BlackCat Now Targets Azure Storage
Threat actors behind and affiliated with BlackCat have certainly been busy. We recently published an article detailing improvement to the malware's encryptor, dubbed Sphinx, and how recent attacks were seen dropping the Impacket networking framework and the Remcom hacking tool during the infection process.
Like with bad daytime television trying to sell you something, the line "but wait, there's more" definitely applies here.
The Sophos X-Ops team announced that during investigations into a recent breach, it was discovered that the threat actor could target Azure Storage accounts via ransomware executable with the extension .zk09cvt.

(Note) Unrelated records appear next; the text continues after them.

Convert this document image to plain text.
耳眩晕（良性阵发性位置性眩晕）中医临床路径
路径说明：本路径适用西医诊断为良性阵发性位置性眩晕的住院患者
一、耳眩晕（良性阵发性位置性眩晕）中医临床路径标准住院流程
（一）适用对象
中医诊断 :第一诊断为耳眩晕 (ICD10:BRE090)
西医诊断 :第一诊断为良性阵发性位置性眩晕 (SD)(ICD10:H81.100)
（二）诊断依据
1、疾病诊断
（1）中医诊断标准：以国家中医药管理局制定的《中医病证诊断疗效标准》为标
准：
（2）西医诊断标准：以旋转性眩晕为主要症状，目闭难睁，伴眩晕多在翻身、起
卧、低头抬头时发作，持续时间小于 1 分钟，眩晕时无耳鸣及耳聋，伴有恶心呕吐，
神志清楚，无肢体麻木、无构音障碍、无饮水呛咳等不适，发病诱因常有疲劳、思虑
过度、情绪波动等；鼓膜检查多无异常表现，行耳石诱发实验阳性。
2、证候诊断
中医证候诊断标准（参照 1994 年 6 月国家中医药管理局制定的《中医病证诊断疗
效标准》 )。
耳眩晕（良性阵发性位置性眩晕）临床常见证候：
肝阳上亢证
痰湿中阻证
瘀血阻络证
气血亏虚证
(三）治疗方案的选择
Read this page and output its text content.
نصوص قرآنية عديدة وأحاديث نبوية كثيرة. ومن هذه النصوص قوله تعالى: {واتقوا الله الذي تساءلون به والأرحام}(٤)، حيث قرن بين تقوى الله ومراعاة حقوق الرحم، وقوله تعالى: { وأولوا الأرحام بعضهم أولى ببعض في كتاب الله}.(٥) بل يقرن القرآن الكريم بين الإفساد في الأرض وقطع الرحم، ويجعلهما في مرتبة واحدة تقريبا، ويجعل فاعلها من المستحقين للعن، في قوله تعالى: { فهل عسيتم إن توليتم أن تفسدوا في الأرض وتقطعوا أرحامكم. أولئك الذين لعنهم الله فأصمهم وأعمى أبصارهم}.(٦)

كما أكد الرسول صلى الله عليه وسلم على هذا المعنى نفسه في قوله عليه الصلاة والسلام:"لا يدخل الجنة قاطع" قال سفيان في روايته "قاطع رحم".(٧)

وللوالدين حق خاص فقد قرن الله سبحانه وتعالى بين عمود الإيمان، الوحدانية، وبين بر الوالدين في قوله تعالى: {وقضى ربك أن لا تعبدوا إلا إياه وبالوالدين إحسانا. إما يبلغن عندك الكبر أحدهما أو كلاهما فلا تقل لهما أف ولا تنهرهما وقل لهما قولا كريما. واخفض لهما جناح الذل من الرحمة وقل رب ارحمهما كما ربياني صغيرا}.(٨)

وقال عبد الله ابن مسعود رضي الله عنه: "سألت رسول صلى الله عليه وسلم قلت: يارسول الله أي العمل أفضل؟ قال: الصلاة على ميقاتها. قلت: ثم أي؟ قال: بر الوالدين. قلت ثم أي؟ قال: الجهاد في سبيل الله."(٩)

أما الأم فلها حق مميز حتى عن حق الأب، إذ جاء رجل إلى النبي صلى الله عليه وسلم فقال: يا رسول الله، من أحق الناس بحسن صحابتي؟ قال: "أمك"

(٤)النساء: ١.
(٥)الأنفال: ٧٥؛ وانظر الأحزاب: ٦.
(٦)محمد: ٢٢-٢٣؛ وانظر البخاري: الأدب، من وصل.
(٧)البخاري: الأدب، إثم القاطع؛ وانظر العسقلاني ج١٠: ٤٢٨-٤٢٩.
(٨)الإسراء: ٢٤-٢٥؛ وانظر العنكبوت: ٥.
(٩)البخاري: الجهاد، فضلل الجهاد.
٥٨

The extension was later tracked to known BlackCat activity. The initial compromise of the target infrastructure was achieved by using a stolen One-Time Password (OTP). It is believed the OTP was stolen from the victim's LastPass vault using the LastPass Chrome extension.
As for the targeting of Azure Storage, researchers stated,
The threat actors were able to gain access to the customer's Azure portal, where they obtained the Azure key required to access the storage account programmatically. The adversary encoded the keys using base-64 and inserted them into the ransomware binary with execution command lines as shown. The “-o” argument targets an Azure Storage account name and access key, and the same binary was executed multiple times to target 39 unique Azure Storage Accounts, resulting in successful encryption.
The ability to encrypt data in Azure Storage containers is a developing story. Still, it does show the skill BlackCat developers and affiliates like ALPHV have, as well as an extensive toolset that can exploit the human side of operations to grant access to IT infrastructure.